Monday, May 30, 2011

The best book about storytelling I have ever read - FACT!

I am terrible at reading at the best of times so when this book arrived from amazon and I saw the tiny font size and thickness of the book I never thought I'd ever finish it, however to my surprise I could not put it down. By the end of it I felt I had gone on a spiritual journey of enlightenment. Not only had it educated me in the many important works of storytelling throughout the ages but it also showed me how fundementally important storytelling is to the human race and that without it we would not survive. I insist that anyone that is serious about telling stories in whatever form MUST read this book!


"An enormous piece of work, not really one book at all but at least three... nothing less than the story of all stories." Ian Hislop, editor of Private Eye
"This is a truly important book, an accolade often bestowed and rarely deserved in our modern age." Dame Beryl Bainbridge
"This is literally an incomparable book, because there is nothing to compare it with. It goes to the heart of man's cultural evolution through the stories we have told since storytelling began. It illuminates our nature, our beliefs and our collective emotions by shining a bright light on them from a completely new angle. Original, profound, fascinating - and on top of it all, a really good read." Sir Antony Jay, co-author of Yes, Minister

Sunday, May 29, 2011

3-D family/fantasy short gets £20,000 Screen South funding

The Infectious Imagination Of Henry Bramble is a new short film idea that I came up with off the back of a filmmaking summer school workshop I ran last year. It was inspired by my impending fatherhood having suddenly realised that although we wanted a girl, we could quite easily have a boy. I wrote the character of Henry Bramble based on the kind of boy I imagined we would have. As it turned out we had a baby girl, so I guess this story is now dedicated to the son I never had.

I developed the script over four weeks while working as an usher at The Maidstone Crown Court. There is so much waiting around in court due to legal arguments that I could get at least a couple of hours writing in a day. When I finished I let a few film people read it and by their feedback I quickly realised I had come up with another brilliant short film idea (the other being The Happiness Thief), that could potentially put me back on the map in terms of my directing career. However I was a little stumped as to how to get it made in a recession, especially as it was so ambitious and required a completely CGI character.

I knew pretty much all the shorts funding had stopped due to the the closure of The UK Film Council, but I sent the script to Screen South anyway, in the hope they may know of a shorts scheme I was unaware of. To my utter surprise they told me they had plans for a new Innovative Shorts scheme that would be much bigger than their largest Digital Shorts award.  The scheme sounded perfect for an ambitious 3D short and so I applied as soon as the applications appeared online.

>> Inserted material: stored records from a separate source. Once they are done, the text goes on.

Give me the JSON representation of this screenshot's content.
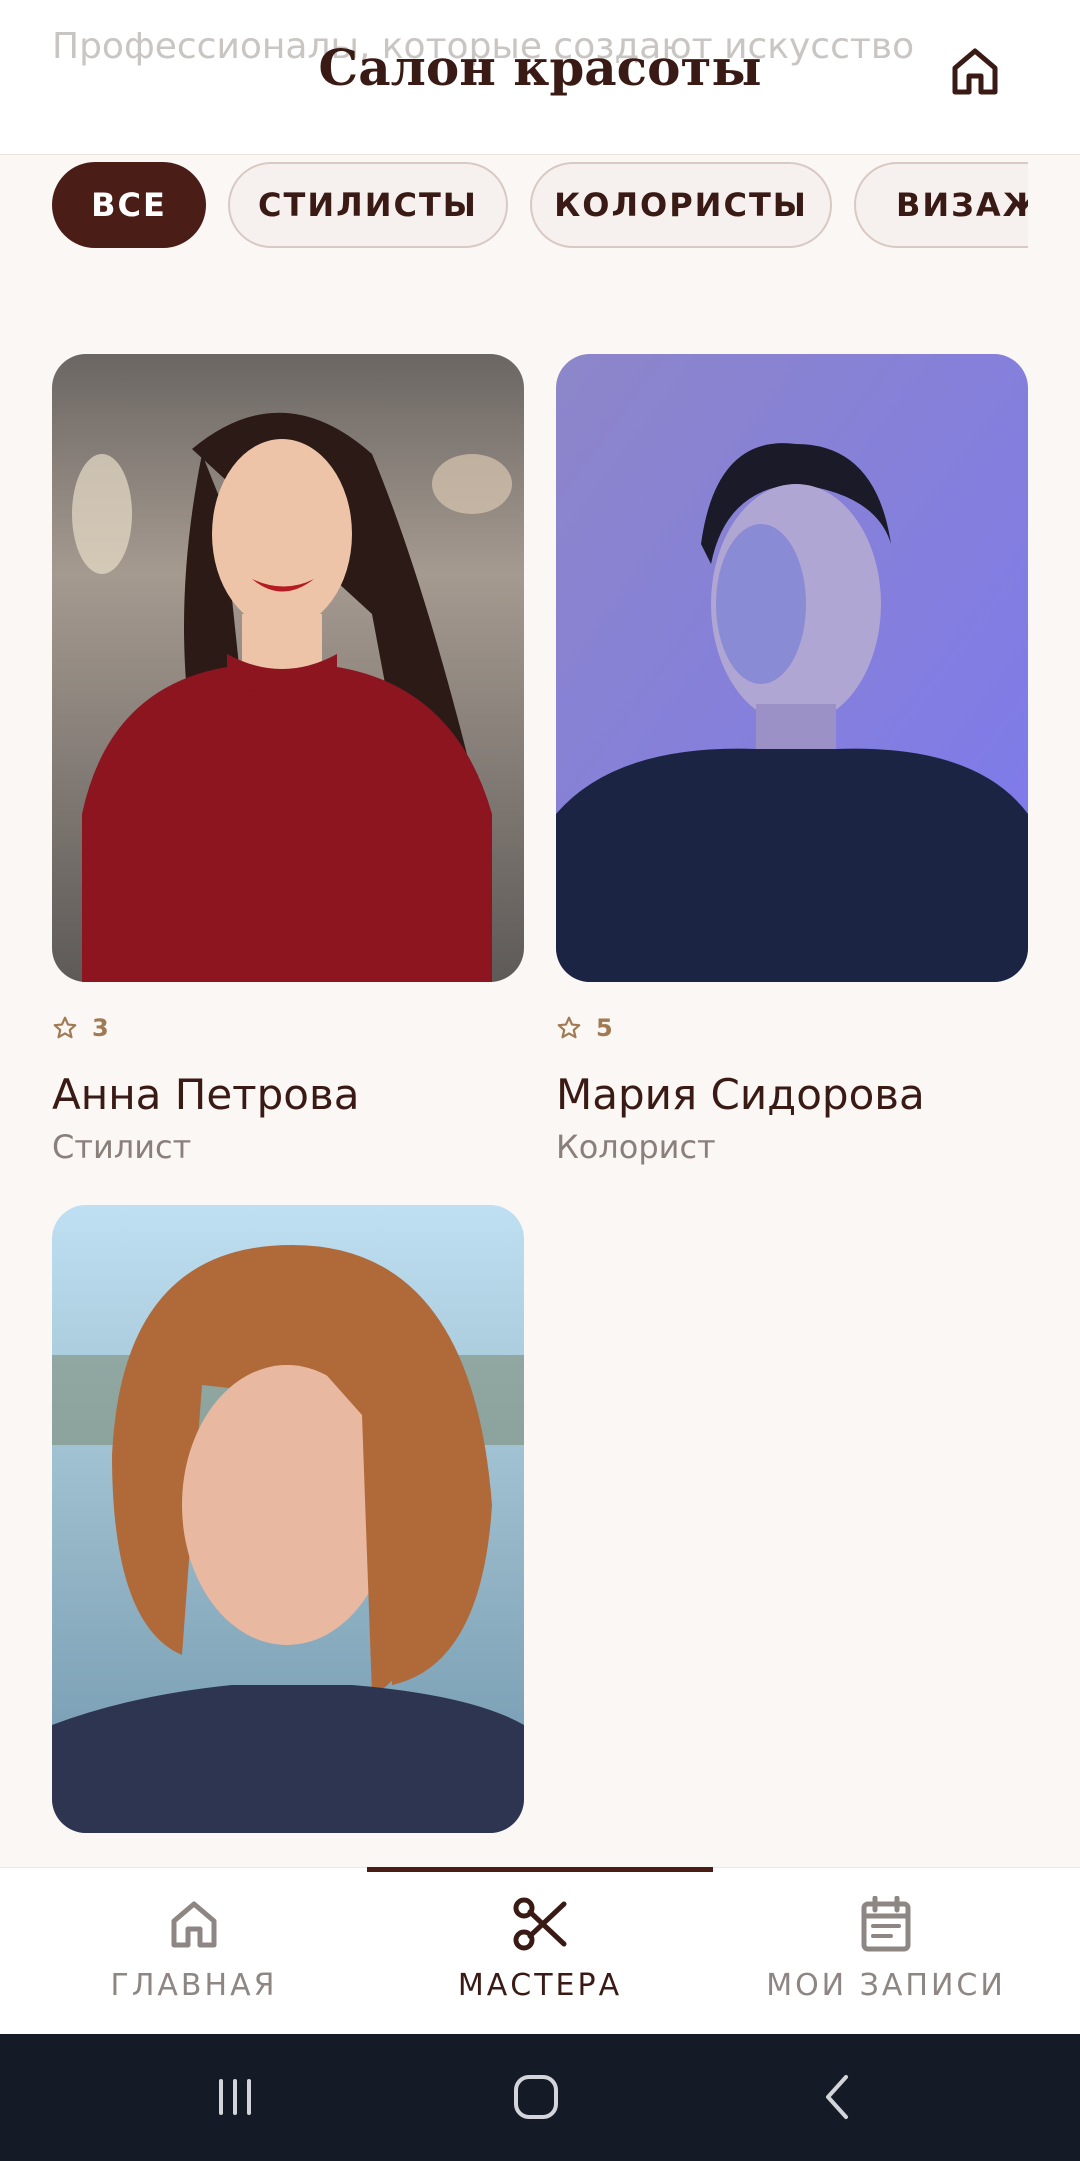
{
  "header": {
    "title": "Салон красоты",
    "subtitle": "Профессионалы, которые создают искусство"
  },
  "filters": [
    "ВСЕ",
    "СТИЛИСТЫ",
    "КОЛОРИСТЫ",
    "ВИЗАЖИ"
  ],
  "active_filter": "ВСЕ",
  "masters": [
    {
      "rating": "3",
      "name": "Анна Петрова",
      "role": "Стилист"
    },
    {
      "rating": "5",
      "name": "Мария Сидорова",
      "role": "Колорист"
    },
    {
      "rating": "",
      "name": "",
      "role": ""
    }
  ],
  "bottom_nav": {
    "items": [
      {
        "label": "ГЛАВНАЯ",
        "icon": "home-icon"
      },
      {
        "label": "МАСТЕРА",
        "icon": "scissors-icon"
      },
      {
        "label": "МОИ ЗАПИСИ",
        "icon": "calendar-icon"
      }
    ],
    "active": "МАСТЕРА"
  },
  "system_nav": {
    "icons": [
      "recent-apps-icon",
      "home-circle-icon",
      "back-icon"
    ]
  },
  "colors": {
    "primary": "#4a1d17",
    "background": "#faf7f4",
    "accent_star": "#a07a52",
    "system_bar": "#151b26"
  }
}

To my relief The Infectious Imagination Of Henry Bramble was one of four projects chosen to be awarded £20,000. Filming will take place over the Summer with VERL in Dundee undertaking the visual effects.

Saturday, May 28, 2011

A new beginning

Well what can I say, I've been away from this blog for a long time having only just figured out how to set up an account on Blogger. Now it is so much easier! Anyway a lot has happened in the two and a bit years since my last blog entry, so I better fill you all in.

Progress with Blackout seemed to take a step backwards after my announcement that Jessica Hynes was coming on board. What was supposed to be the final draft in June 2009 proved to be problematic as I struggled to please Ipso Facto Films while still trying to hold on to the original concept I had for the film. In the end we over-developed having a far too complicated backstory with two main stories that nobody knew which to favour. The project was eventually shelved halfway through a new treatment back in September 2009.


Blackout was originally supposed to be a simple three character story and so I wanting to go back to writing a much simpler story. Using the original 1970 suspense thriller And Soon The Darkness as a template, I built a new mystery thriller called Missing set within the same world I had created for Blackout (the bleak remote wind swept Island of Sheppey). Things started to feel like they were moving forward again when Ipso Facto hired a top design company to work on a new poster and marketing pack but by now the recession was at its peak and we had little interest.


I wrote a second draft with Ipso but began to have difficulties with conflicting notes and ideas that made a third draft impossible. With the option ending in April 2010, Ipso kindly agreed to return the rights to me so that I could look for a new home for Missing. My producer Bex Hopkins also stood down as she is having a baby this Summer and naturally wanted to have some time off from work. Since then I have developed a new draft with the help of a brilliant script editor Ludo Smolski and I am hopeful that a new producer will identify with the project and finally push it forward into production.

As for Blackout, I am keen to go back and re-write the version set in the Ardennes in Belgium and re-launch it sometime in the future.